I still have a well stocked freezer from my maternity leave which will massively help with my meal planning. I have also recently received some products to review for the blog, including a new range of Special K cereal, which I think will make breakfast easier for me: cereal topped with greek yoghurt and fruit is quick and easy. I’ll let you know in a couple of weeks what I think of the new Special K range.
To start to work on losing my pregnancy weight, I need to cut back on bread, so instead of the toast I have recently been relying on, I’ll start having salad for lunch, topped with smoked salmon, or ham and eggs, or beetroot and goats cheese (my plan is to make packed lunches for Andrew and me so I don’t have to worry about preparing my lunch when Ioan is screaming for me).

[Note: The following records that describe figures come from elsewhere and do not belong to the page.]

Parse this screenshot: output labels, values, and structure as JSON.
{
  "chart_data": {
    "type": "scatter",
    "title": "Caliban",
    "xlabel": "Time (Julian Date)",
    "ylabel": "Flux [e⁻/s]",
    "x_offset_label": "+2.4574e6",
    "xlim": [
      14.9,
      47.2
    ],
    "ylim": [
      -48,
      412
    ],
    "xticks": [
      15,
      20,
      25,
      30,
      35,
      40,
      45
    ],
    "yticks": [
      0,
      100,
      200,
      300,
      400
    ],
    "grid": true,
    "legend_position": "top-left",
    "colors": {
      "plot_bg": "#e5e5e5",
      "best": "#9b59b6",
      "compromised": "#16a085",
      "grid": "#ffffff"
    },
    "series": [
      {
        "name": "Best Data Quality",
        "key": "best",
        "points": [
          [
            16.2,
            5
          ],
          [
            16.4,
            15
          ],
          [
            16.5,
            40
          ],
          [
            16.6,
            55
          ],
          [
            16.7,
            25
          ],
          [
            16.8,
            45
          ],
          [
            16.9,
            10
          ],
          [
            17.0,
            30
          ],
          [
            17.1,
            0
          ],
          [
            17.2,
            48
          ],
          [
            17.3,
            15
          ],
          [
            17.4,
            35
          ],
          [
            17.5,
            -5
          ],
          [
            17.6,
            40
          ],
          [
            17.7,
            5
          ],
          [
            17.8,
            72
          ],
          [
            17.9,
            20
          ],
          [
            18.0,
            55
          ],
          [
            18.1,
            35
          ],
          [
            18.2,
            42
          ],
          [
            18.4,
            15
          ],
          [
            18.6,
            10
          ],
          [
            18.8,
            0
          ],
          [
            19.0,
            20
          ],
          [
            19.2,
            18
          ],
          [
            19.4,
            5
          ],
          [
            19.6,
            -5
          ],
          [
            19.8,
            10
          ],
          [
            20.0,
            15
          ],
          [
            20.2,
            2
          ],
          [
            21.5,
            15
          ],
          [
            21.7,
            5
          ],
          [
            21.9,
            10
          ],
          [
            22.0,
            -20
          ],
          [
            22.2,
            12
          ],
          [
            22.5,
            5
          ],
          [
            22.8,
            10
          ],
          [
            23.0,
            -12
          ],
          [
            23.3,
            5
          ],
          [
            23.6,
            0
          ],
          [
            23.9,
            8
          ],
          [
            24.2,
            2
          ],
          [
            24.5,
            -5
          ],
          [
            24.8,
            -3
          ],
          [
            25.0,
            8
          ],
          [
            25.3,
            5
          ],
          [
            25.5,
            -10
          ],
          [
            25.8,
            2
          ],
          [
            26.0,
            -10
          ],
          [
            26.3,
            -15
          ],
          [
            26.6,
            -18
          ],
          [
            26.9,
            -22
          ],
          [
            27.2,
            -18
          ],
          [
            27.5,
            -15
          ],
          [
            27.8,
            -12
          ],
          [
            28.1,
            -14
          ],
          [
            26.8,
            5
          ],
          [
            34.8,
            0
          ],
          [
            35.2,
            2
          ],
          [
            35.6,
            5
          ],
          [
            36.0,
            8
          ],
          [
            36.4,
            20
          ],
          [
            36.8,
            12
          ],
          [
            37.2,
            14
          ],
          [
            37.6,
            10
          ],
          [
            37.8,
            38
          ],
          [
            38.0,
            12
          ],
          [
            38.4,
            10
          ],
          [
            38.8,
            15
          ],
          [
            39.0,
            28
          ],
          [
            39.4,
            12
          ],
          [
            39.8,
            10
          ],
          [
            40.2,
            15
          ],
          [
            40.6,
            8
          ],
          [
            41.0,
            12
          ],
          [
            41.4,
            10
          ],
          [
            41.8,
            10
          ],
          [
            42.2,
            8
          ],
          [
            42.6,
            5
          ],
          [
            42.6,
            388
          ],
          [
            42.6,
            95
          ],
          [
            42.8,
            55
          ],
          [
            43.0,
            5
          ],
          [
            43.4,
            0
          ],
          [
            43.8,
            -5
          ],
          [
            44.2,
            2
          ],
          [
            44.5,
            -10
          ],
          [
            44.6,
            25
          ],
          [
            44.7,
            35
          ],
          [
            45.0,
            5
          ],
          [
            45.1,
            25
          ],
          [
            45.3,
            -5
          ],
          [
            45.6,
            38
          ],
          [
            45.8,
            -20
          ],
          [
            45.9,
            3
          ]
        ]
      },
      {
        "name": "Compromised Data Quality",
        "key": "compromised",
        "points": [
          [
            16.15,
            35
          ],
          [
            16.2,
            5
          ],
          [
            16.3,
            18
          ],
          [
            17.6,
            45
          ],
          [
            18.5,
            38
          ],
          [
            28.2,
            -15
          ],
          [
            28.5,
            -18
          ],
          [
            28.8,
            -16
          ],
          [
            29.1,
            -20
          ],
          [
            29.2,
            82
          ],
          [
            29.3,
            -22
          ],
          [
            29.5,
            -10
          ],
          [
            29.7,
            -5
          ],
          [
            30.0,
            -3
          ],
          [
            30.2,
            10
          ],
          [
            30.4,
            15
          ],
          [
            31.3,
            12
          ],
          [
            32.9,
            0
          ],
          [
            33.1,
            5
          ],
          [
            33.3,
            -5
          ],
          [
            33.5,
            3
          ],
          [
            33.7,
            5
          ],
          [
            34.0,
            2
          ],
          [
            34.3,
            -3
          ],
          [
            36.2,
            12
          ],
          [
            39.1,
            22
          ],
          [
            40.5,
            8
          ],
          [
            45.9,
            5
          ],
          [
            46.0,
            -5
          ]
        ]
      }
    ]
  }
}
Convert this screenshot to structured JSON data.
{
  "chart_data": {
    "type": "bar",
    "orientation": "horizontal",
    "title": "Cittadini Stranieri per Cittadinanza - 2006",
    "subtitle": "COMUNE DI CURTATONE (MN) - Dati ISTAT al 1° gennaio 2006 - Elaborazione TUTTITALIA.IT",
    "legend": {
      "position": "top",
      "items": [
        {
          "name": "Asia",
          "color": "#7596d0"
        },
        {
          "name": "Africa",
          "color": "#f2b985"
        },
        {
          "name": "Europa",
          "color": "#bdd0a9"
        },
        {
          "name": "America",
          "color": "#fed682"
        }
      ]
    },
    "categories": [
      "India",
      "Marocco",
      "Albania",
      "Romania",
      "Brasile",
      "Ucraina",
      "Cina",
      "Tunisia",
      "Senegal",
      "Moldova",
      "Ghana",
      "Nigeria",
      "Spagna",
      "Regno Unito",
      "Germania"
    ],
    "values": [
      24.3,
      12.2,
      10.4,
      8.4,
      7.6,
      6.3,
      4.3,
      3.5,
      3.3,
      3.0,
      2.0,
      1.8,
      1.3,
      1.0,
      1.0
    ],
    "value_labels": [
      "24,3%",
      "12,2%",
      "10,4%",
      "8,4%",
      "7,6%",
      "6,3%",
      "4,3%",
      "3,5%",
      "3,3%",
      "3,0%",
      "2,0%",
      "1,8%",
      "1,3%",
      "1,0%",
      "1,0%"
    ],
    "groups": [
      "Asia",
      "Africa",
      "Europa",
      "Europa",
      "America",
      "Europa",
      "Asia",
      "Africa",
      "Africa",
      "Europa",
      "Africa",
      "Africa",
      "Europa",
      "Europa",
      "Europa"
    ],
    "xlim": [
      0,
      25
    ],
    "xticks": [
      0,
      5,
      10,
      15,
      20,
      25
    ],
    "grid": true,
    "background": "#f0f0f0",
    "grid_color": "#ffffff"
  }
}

Dinners are planned as follows:
- Monday – meat free Monday’s are back, much to Andrew’s disgust. I have fancied some gnocchi for a while, and hoped to make my own, but realistically will buy a packet … to have with tomato and basil sauce, with lashings of melted cheese.
- Tuesday – when I was doing Weightwatches, I found a weekly stirfry was a great way to eat plenty of veggies but save on calories – I have so many different types of noodles in the cupboard to eat my way through. Beef stirfry will help bump up my iron levels, and I received some of this umami paste from Clearspring which I am keen to try.
- Wednesday – I was off curries all through my pregnancy, but I thought I’d give one a try this week (mild, considering the breastfeeding). I was thinking a thai green chicken curry or lamb massoman one could be the order of the day, served with brown rice. I pack my curries with plenty of veggies including aubergine and tomatoes.
- Thursday – a freezer meal is what’s needed today: chicken and chorizo stew. Depending on how my boy behaves, I might make some cheese dumplings to bake on top of the stew, like a cobbler.
- Friday – fish and chips to start the bank holiday weekend! But a homemade version to try and be slightly healthy …
- Saturday – I don’t think we’ll be venturing too far over the bank holiday weekend, so I’d like to make some pizzas – this wholemeal pizza base is a tasty one.
- Sunday – I think I could manage to cook a roast dinner today, but maybe something relatively simple like pork chops rather than a full on joint of meat.